Il programma di risposta graduale alla pirateria articolato in tre passaggi (un primo avvertimento, una seconda notifica formale e, come extrema ratio, la sospensione della connessione Internet in caso di recidiva), che l’industria discografica vuole imporre ai service provider con la collaborazione dei governi e delle leggi, non è una questione limitata a Francia, Corea del Sud o Taiwan, i primi Paesi a promulgare una normativa a riguardo: il colosso americano delle telecomunicazioni Verizon, per bocca della portavoce Bobbi Henson, ha ammesso di avere già volontariamente implementato e messo in pratica la procedura spegnendo l’accesso in rete a un piccolo numero di utenti che insistevano  in attività di download e file sharing pirata.
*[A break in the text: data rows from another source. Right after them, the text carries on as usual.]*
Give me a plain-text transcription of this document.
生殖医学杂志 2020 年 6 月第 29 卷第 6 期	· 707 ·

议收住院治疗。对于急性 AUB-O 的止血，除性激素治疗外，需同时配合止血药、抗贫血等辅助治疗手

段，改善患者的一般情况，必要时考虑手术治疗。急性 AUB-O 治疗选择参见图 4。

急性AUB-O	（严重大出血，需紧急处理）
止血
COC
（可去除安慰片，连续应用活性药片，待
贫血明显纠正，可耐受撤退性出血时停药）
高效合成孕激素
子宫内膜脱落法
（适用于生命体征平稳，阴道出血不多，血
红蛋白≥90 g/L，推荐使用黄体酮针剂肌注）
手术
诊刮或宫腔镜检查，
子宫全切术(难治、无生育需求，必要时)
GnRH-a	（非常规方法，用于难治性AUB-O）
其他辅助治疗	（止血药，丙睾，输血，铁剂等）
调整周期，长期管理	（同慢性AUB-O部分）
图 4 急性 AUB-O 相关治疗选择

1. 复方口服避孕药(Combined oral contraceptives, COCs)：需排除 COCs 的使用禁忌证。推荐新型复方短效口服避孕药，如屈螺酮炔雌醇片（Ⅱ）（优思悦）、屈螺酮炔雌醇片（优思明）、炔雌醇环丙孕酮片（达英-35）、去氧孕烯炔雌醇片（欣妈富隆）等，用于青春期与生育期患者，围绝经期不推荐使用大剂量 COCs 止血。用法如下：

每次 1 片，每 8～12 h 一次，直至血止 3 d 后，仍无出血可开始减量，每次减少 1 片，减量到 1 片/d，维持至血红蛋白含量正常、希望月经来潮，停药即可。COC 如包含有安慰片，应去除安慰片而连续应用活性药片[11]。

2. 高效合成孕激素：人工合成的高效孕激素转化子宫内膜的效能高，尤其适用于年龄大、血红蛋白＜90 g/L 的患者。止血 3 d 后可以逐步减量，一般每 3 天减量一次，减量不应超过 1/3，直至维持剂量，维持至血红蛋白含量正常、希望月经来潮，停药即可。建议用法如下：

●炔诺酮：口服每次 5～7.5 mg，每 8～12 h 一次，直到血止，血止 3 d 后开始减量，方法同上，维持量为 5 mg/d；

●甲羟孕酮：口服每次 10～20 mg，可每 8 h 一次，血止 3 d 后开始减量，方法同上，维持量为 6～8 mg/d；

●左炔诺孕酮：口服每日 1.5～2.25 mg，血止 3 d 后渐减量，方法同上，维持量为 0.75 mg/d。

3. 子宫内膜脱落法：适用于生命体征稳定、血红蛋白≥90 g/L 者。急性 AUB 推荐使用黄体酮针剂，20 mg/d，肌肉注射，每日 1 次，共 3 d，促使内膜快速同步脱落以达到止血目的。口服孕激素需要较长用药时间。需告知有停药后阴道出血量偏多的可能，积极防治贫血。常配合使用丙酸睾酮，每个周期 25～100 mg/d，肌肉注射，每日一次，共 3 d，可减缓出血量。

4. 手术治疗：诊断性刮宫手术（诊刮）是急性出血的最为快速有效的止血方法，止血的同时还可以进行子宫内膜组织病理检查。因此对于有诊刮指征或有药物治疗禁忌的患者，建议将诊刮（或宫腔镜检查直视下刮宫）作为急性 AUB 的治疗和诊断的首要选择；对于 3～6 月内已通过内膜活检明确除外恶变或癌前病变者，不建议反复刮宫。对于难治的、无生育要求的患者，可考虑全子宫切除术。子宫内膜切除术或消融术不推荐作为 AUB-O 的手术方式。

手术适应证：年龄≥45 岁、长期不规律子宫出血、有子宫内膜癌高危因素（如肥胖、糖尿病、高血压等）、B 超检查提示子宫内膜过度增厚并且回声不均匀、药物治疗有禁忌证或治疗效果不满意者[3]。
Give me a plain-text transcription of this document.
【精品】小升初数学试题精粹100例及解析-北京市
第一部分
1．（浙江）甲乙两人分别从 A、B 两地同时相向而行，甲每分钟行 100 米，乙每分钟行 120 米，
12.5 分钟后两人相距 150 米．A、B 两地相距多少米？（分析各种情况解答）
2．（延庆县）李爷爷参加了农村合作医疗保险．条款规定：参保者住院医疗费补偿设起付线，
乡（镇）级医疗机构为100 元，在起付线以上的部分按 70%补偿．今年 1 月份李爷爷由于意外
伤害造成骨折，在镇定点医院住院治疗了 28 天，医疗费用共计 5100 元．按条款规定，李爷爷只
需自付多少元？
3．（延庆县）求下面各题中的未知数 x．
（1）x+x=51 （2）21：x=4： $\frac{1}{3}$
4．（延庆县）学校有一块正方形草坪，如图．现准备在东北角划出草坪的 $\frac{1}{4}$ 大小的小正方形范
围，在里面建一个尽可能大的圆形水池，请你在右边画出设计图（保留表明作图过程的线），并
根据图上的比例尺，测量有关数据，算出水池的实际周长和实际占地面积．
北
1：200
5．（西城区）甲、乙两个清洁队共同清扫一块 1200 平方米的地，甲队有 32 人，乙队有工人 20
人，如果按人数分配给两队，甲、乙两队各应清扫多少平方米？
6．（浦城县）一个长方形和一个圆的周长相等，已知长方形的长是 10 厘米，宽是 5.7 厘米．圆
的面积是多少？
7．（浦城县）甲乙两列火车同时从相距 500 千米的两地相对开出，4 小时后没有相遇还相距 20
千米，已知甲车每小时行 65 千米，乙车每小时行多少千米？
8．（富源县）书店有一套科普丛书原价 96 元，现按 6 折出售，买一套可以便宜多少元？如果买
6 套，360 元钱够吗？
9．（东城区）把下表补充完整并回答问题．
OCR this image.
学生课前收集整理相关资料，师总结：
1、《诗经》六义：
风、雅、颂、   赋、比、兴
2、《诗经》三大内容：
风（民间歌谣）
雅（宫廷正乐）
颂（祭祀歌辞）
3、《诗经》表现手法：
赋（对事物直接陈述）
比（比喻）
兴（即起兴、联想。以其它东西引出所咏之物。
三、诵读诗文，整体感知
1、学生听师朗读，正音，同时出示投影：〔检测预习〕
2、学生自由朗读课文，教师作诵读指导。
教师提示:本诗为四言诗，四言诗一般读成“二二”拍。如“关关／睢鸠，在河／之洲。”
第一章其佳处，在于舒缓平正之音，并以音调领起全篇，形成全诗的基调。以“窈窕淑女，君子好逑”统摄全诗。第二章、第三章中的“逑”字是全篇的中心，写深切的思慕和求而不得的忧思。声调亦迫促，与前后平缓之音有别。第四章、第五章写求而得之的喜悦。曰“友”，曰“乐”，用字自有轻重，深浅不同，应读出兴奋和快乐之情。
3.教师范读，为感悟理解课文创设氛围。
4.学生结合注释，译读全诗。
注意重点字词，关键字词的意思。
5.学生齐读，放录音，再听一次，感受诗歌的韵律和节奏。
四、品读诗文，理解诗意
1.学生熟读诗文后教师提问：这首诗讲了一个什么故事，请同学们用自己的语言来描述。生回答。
In un’intervista a CNET, la Henson non si è dilungata in particolari, evitando di precisare il numero delle disconnessioni e la loro durata nel tempo e limitandosi a osservare che la maggioranza dei file sharer interrompe l’attività dopo avere ricevuto la prima lettera di avvertimento.  Ma intanto ha fatto ufficialmente sapere che Verizon, sulla questione del file sharing, ha deciso di stare dalla parte delle case discografiche e della loro associazione, RIAA. Le trattative tra quest’ultima e gli ISP sono coperte da notevole riservatezza, e Verizon è il primo provider americano, dopo Cox Communications, ad ammettere pubblicamente la sua adesione al programma di “risposta graduale” al file sharing.